I met up with another ninja later that day to coordinate an attack on my Introduction to Psychology class. We paced, discussed battle plans, and scanned the room for our targets as about 200 students filed in. He told me he had three, would leave at 3:10, and that later we would fight over Andrew Ward.

At 3:20 I began to get worried that he was not going to appear and class would end before we could fight. I left, donned my mask and snuck quietly back in. Just as I let the loud and heavy door click shut, everyone laughed at one of Ward’s jokes. Perfect—no one had heard me.

I heard Ward comment on a ninja making his way towards him and realized this was my cue. As soon as I heard the first NINJAGRAM! I burst out and hit my targets.

Without realizing it, we had moved in symmetry—he on the right side of the room, I on the left, one target and then the next. As I made my way to the middle of the room and the middle of a row to reach my last target, I found him right there as well: NINJAGRAM! NINJAGRAM!

It looked like we had planned our dance down the aisles and to the middle, but it was just neat coincidence.

He hid and I exited, heading for a back door that led me behind the lecture area. He snuck behind the projector screen and wrote some instructions on the board—which led the professor to pull down one board, and then the next, and then the next, with various taunts written behind each one—and at last, a board that simply said HAHAHAHA.

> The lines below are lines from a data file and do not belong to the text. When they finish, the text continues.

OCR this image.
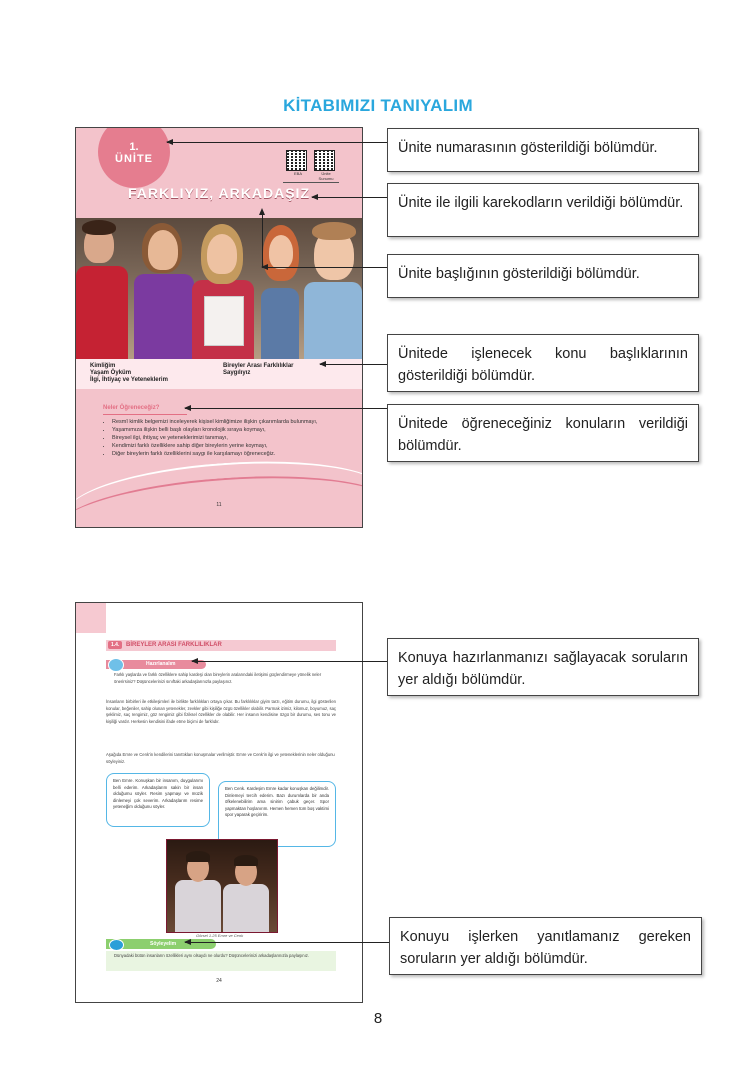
KİTABIMIZI TANIYALIM
1.
ÜNİTE
EBA	Ünite Sunumu
FARKLIYIZ, ARKADAŞIZ
Kimliğim
Yaşam Öyküm
İlgi, İhtiyaç ve Yeteneklerim
Bireyler Arası Farklılıklar
Saygılıyız
Neler Öğreneceğiz?
• Resmî kimlik belgemizi inceleyerek kişisel kimliğimize ilişkin çıkarımlarda bulunmayı,
• Yaşamımıza ilişkin belli başlı olayları kronolojik sıraya koymayı,
• Bireysel ilgi, ihtiyaç ve yeteneklerimizi tanımayı,
• Kendimizi farklı özelliklere sahip diğer bireylerin yerine koymayı,
• Diğer bireylerin farklı özelliklerini saygı ile karşılamayı öğreneceğiz.
11
1.4.	BİREYLER ARASI FARKLILIKLAR
Hazırlanalım
Farklı yaşlarda ve farklı özelliklere sahip kardeşi olan bireylerin aralarındaki iletişimi güçlendirmeye yönelik neler önerirsiniz? Düşüncelerinizi sınıftaki arkadaşlarınızla paylaşınız.
İnsanların birbirleri ile etkileşimleri ile birlikte farklılıkları ortaya çıkar. Bu farklılıklar giyim tarzı, eğitim durumu, ilgi gösterilen konular, beğeniler, sahip olunan yetenekler, zevkler gibi kişiliğe özgü özellikler olabilir. Parmak izimiz, kilomuz, boyumuz, saç şeklimiz, saç rengimiz, göz rengimiz gibi fiziksel özellikler de olabilir. Her insanın kendisine özgü bir durumu, ses tonu ve kişiliği vardır. Herkesin kendisini ifade etme biçimi de farklıdır.
Aşağıda Emre ve Cenk'in kendilerini tanıttıkları konuşmalar verilmiştir. Emre ve Cenk'in ilgi ve yeteneklerinin neler olduğunu söyleyiniz.
Ben Emre. Konuşkan bir insanım, duygularımı belli ederim. Arkadaşlarım sakin bir insan olduğumu söyler. Resim yapmayı ve müzik dinlemeyi çok severim. Arkadaşlarım resime yeteneğim olduğunu söyler.
Ben Cenk. Kardeşim Emre kadar konuşkan değilimdir. Dinlemeyi tercih ederim. Bazı durumlarda bir anda öfkelenebilirim ama sinirim çabuk geçer. Spor yapmaktan hoşlanırım. Hemen hemen tüm boş vaktimi spor yaparak geçiririm.
Görsel 1.25 Emre ve Cenk
Söyleyelim
Dünyadaki bütün insanların özellikleri aynı olsaydı ne olurdu? Düşüncelerinizi arkadaşlarınızla paylaşınız.
24
Ünite numarasının gösterildiği bölümdür.
Ünite ile ilgili karekodların verildiği bölümdür.
Ünite başlığının gösterildiği bölümdür.
Ünitede işlenecek konu başlıklarının gösterildiği bölümdür.
Ünitede öğreneceğiniz konuların verildiği bölümdür.
Konuya hazırlanmanızı sağlayacak soruların yer aldığı bölümdür.
Konuyu işlerken yanıtlamanız gereken soruların yer aldığı bölümdür.
8
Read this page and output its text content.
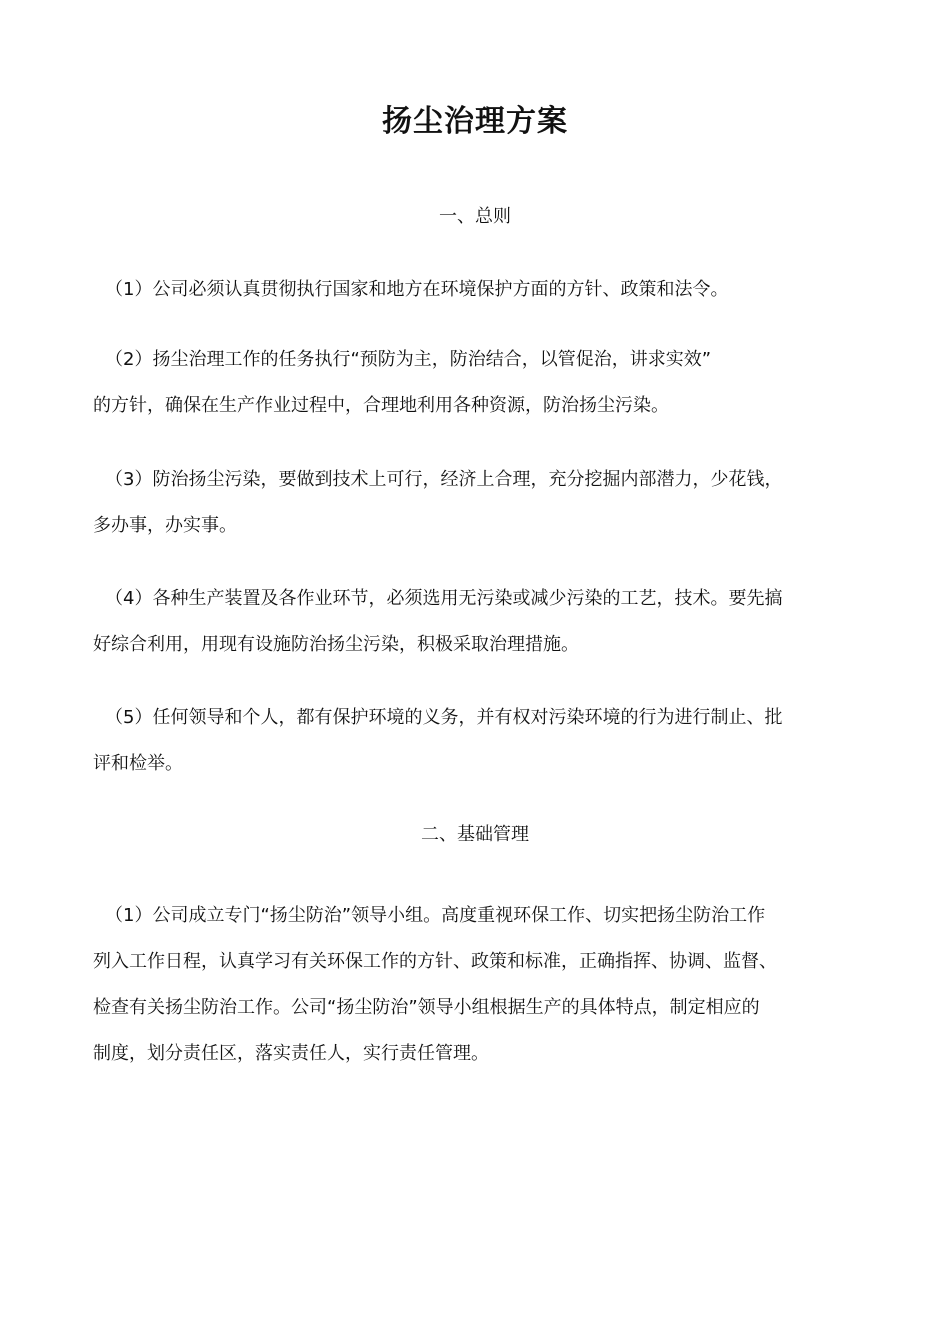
扬尘治理方案
一、总则
（1）公司必须认真贯彻执行国家和地方在环境保护方面的方针、政策和法令。
（2）扬尘治理工作的任务执行“预防为主，防治结合，以管促治，讲求实效”
的方针，确保在生产作业过程中，合理地利用各种资源，防治扬尘污染。
（3）防治扬尘污染，要做到技术上可行，经济上合理，充分挖掘内部潜力，少花钱，
多办事，办实事。
（4）各种生产装置及各作业环节，必须选用无污染或减少污染的工艺，技术。要先搞
好综合利用，用现有设施防治扬尘污染，积极采取治理措施。
（5）任何领导和个人，都有保护环境的义务，并有权对污染环境的行为进行制止、批
评和检举。
二、基础管理
（1）公司成立专门“扬尘防治”领导小组。高度重视环保工作、切实把扬尘防治工作
列入工作日程，认真学习有关环保工作的方针、政策和标准，正确指挥、协调、监督、
检查有关扬尘防治工作。公司“扬尘防治”领导小组根据生产的具体特点，制定相应的
制度，划分责任区，落实责任人，实行责任管理。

At that point the ninja threw back his head in preparation for the kill.

I leapt out from behind, kicked him in the chest, and battled him until he collided with an airborne trashcan and was defeated. I picked up the NinjaGrams he left behind and claimed the victory. Andrew Ward was mine.

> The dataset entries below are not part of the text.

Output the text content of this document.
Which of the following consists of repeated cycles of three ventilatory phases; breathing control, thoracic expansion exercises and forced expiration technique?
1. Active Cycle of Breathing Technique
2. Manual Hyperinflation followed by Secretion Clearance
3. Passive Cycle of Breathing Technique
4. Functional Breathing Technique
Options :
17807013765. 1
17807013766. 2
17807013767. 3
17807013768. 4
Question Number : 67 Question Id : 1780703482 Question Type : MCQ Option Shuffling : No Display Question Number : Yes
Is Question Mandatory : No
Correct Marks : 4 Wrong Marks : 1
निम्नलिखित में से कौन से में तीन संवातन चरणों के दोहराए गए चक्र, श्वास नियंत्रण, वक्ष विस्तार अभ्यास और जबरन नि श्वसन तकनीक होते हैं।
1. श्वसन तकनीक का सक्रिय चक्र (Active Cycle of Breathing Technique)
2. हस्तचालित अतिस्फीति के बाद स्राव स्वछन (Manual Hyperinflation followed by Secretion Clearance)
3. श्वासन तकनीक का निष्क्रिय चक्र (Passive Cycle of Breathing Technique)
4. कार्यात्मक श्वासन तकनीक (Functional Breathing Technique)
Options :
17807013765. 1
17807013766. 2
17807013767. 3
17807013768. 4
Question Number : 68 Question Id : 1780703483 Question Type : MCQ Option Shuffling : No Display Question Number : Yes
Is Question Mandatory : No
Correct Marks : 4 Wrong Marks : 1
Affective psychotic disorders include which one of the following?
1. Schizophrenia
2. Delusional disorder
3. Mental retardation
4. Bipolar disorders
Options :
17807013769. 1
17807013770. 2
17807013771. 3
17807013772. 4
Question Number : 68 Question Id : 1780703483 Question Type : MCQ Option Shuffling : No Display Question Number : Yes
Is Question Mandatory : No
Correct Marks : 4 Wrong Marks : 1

The advantage of attacking a 200-person class is that they are more likely applaud as though you just accomplished something amazing.

* * *

The rest of my kills that day were not so spectacular, and not so new or nerve-wracking. But I always enjoyed the stealth—at one point I hid behind a tree between the tennis courts and Wharton Courtyard, and jumped out from the dark—even though the entire affair brought me too close to a stalker’s mind for complete comfort.

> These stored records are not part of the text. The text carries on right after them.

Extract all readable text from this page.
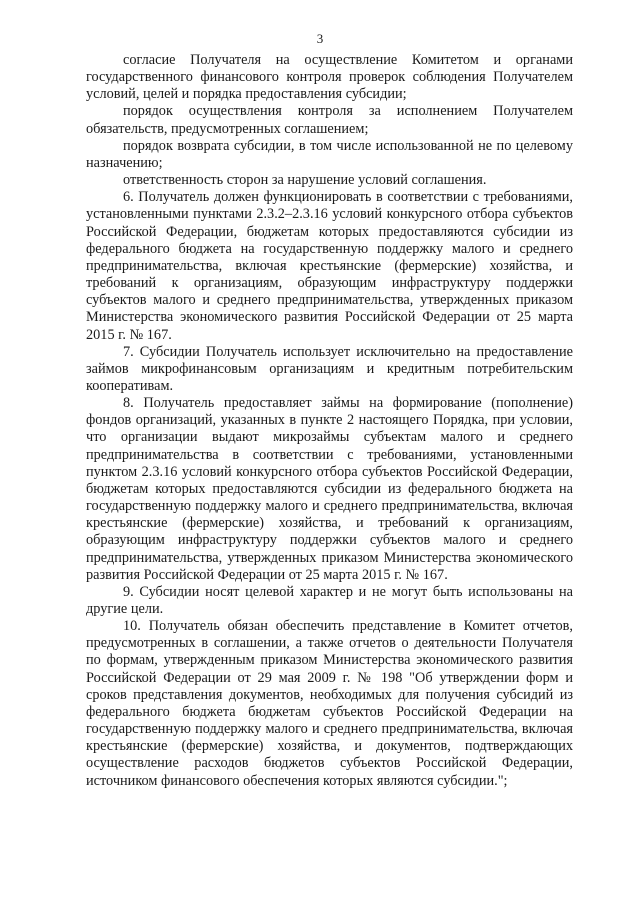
3

согласие Получателя на осуществление Комитетом и органами государственного финансового контроля проверок соблюдения Получателем условий, целей и порядка предоставления субсидии;

порядок осуществления контроля за исполнением Получателем обязательств, предусмотренных соглашением;

порядок возврата субсидии, в том числе использованной не по целевому назначению;

ответственность сторон за нарушение условий соглашения.

6. Получатель должен функционировать в соответствии с требованиями, установленными пунктами 2.3.2–2.3.16 условий конкурсного отбора субъектов Российской Федерации, бюджетам которых предоставляются субсидии из федерального бюджета на государственную поддержку малого и среднего предпринимательства, включая крестьянские (фермерские) хозяйства, и требований к организациям, образующим инфраструктуру поддержки субъектов малого и среднего предпринимательства, утвержденных приказом Министерства экономического развития Российской Федерации от 25 марта 2015 г. № 167.

7. Субсидии Получатель использует исключительно на предоставление займов микрофинансовым организациям и кредитным потребительским кооперативам.

8. Получатель предоставляет займы на формирование (пополнение) фондов организаций, указанных в пункте 2 настоящего Порядка, при условии, что организации выдают микрозаймы субъектам малого и среднего предпринимательства в соответствии с требованиями, установленными пунктом 2.3.16 условий конкурсного отбора субъектов Российской Федерации, бюджетам которых предоставляются субсидии из федерального бюджета на государственную поддержку малого и среднего предпринимательства, включая крестьянские (фермерские) хозяйства, и требований к организациям, образующим инфраструктуру поддержки субъектов малого и среднего предпринимательства, утвержденных приказом Министерства экономического развития Российской Федерации от 25 марта 2015 г. № 167.

9. Субсидии носят целевой характер и не могут быть использованы на другие цели.

10. Получатель обязан обеспечить представление в Комитет отчетов, предусмотренных в соглашении, а также отчетов о деятельности Получателя по формам, утвержденным приказом Министерства экономического развития Российской Федерации от 29 мая 2009 г. № 198 "Об утверждении форм и сроков представления документов, необходимых для получения субсидий из федерального бюджета бюджетам субъектов Российской Федерации на государственную поддержку малого и среднего предпринимательства, включая крестьянские (фермерские) хозяйства, и документов, подтверждающих осуществление расходов бюджетов субъектов Российской Федерации, источником финансового обеспечения которых являются субсидии.";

It’s surprisingly easy to stalk someone and keep an eye on their movements. Especially if you can call your friends and ask if your stalkees are back from Sharples yet.

I’m not sure if I made anyone fall in love, or channeled the NinjaGram yell each time, or if I properly drew inspiration from monks and creatures made from three-halves. But I do know that going undercover made the day vastly more entertaining.

Because, as Mendez said, “A lot of people on this campus need to be relaxed in the face.”

Note: If you read this, you may have to be killed.